Es zeichnet sich hingegen deutlich ab, dass die Mehrheit der AkteurInnen prekärer Eheschließungen eine ländliche Herkunft aufwies. Dieser Umstand vermag nicht zu erstaunen, lebte in der zweiten Hälfte des 18. Jahrhunderts im Gebiet des Stadtstaats noch der größte Teil der Bevölkerung auf dem Land und direkt von der Agrarwirtschaft.37 In 46 von 61 Fällen stammten Mann und Frau aus den ruralen Regionen Berns. In zwei Fällen stammte die eine Hälfte des Paars aus Bern und die andere aus einer ländlichen Gemeinde. Von den 13 restlichen Fällen stammten in fünf beide aus der Stadt Bern. In den anderen neun Fällen kam das Paar aus kleineren Stadtorten (Lausanne, Thun, Zofingen, Burgdorf, Murten etc.). Es bleibt außerdem zu erwähnen, dass in den Samples sowohl Fälle aus der Waadt, dem Oberland, dem Jura und dem Mitteland Niederschlag fanden.
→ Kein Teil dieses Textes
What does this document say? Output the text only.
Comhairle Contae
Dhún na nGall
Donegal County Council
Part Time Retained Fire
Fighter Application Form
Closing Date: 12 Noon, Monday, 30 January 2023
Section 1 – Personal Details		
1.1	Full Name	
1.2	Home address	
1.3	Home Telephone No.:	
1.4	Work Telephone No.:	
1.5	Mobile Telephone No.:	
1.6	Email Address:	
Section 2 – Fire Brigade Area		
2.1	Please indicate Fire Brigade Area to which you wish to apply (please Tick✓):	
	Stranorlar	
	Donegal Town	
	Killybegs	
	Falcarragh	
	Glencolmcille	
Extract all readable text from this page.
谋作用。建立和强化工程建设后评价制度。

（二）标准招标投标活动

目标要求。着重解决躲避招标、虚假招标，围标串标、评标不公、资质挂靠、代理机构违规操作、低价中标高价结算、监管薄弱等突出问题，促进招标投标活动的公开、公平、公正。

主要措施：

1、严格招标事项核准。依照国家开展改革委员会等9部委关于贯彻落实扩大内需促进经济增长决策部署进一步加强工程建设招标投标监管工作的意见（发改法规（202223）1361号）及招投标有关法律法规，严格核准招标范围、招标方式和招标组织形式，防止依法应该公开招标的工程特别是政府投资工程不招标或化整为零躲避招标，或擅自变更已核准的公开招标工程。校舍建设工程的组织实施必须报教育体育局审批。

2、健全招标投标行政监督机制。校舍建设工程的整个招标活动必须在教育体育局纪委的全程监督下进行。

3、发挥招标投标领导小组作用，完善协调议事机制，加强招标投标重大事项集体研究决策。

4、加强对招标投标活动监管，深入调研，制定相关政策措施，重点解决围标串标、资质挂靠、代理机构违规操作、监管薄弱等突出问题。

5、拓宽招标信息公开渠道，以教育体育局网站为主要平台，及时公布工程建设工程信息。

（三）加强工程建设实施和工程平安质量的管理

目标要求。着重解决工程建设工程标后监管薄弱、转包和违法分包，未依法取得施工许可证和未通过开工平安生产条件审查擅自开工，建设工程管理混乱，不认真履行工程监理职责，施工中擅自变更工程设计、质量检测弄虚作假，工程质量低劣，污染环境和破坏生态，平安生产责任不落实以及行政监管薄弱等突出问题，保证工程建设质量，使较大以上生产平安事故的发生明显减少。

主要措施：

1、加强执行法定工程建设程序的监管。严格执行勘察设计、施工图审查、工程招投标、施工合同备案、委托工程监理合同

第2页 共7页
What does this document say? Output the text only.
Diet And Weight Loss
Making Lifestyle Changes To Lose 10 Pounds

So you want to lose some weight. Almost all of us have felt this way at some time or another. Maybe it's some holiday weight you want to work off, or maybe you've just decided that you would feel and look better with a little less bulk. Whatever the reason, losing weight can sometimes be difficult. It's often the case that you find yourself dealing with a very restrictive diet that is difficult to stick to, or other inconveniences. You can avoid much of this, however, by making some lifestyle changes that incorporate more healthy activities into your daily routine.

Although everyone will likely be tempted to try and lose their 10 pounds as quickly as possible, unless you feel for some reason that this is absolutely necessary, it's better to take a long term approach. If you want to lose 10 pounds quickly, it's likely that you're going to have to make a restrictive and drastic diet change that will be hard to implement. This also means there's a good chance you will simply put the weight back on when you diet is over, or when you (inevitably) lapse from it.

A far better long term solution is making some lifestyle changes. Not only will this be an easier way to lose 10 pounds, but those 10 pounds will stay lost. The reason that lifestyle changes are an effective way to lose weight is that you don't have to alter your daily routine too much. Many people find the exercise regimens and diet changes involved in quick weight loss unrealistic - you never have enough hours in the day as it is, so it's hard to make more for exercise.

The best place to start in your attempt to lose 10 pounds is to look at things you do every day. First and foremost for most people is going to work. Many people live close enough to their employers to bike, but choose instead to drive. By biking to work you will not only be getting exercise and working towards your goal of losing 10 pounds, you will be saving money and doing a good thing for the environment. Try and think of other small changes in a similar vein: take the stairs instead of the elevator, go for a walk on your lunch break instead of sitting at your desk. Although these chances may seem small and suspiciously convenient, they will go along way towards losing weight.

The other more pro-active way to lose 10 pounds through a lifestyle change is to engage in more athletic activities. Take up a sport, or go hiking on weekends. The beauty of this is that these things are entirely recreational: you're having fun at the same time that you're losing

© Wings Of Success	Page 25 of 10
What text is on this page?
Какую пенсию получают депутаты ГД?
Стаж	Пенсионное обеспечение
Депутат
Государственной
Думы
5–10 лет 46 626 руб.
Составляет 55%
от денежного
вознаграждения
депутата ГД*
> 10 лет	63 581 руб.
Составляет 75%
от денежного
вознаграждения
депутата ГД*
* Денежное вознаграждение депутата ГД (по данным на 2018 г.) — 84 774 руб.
Aufgrund der Größe der Samples macht es allerdings keinen Sinn, deren Proportionalität zu analysieren. Hier soll deshalb lediglich festgehalten werden, dass alle größeren Gebiete des Kantons Bern in den Samples vertreten sind. Dabei ist immer in Rücksicht auf die beschränkte Zahl der Fälle verhältnismäßig keine Region übermäßig oft oder selten vertreten. Auffällig ist allerdings, dass lediglich 14 der als prekär charakterisierten Eheschließungen, von denen sowohl der Heimatort der Braut als auch des Bräutigams aus der Quelle eruiert werden kann, endogamer Natur waren, also von Frauen und Männern aus derselben Gemeinde oder Stadt begehrt wurden. In 44 Fällen unterschieden sich die Heimatorte der Ehewilligen. In drei Fällen fehlte die Herkunftsangabe der einen Hälfte des Paares. Rund drei Viertel der vor dem Oberchorgericht in Bern hartnäckig begehrten Eheschließungen waren also exogame Beziehungskonfigurationen. Diese Verlobungen bestanden zwischen Ehewilligen aus unterschiedlichen Heimatgemeinden und verursachten, wo vorhanden, nicht nur einen Besitztransfer zwischen Familien, sondern vor allem materielle Umverteilungen zwischen Gemeinden.

Die sozioökonomischen und kulturellen Hintergründe der beteiligten Protagonisten konnten nur für die Minderheit der Fälle ausgeleuchtet werden. Und bereits eine Analyse jener Fälle, die eine Auswertung nach Beruf und/oder Stand erlauben, ergibt, wie weitgefächert das soziale Spektrum prekärer Eheschließungen war. Sowohl das Ehevorhaben des burgerlichen Kunstmalers als auch des einfachen Dienstboten konnte durch den Widerstand aus dem sozialen Nahraum prekarisiert werden. Es lässt sich bezüglich der Charakterisierung der Prekarität von Eheaspirationen auch keine klare Grenze zwischen städtischer und ländlicher Herkunft der Ehewilligen ziehen. Folglich lässt sich die Unsicherheit in Bezug auf den Heiratsanspruch mit sozioökonomischen Parametern wie Stand, Beruf und geographischer Herkunft nicht ausreichend deutlich spezifizieren. Die eheliche Unsicherheit weist in ihren soziale Gruppen übergreifenden Charakter jene „Spuren von Gleichheit“ auf, auf die Eibach im juristischen sowie im Diskurs über die Justiz der Frühen Neuzeit gestoßen ist.38 Prekäre Eheabsichten waren ein Phänomen, das im Ancien Régime unabhängig von Schicht, Stand und Herkunft auftreten konnte. Im Vergleich mit der oben erwähnten Studie von Lutz erscheint es eher erstaunlich, dass vom Gerichtsschreiber in den Rekursurkunden so selten eindeutigere ständische (oder andere sozialstrukturelle) Zuordnungen vorgenommen wurden. Wenn die Rekursurkunde diese trotzdem erwähnte, wurde eher die Zugehörigkeit zur Aristokratie ausgewiesen als die unteren Stände bezeichnet. Schließlich entsprang die Quelle einem aristokratisch besetzten Gericht, das Urteile über Mitglieder einer ständisch organisierten Gesellschaft fällte. In Anbetracht dieses Befundes stellt sich die Frage, welche anderen Faktoren und Zuschreibungen – neben der bereits erwähnten Exogamie – aspirierte Eheschließungen deutlicher als prekäre Ehebegehren hervortreten ließen und den Eigensinn der AkteurInnen erforderlich machten. Solche möglichen anderen Faktoren sollen im folgenden Kapitel ausgeleuchtet werden.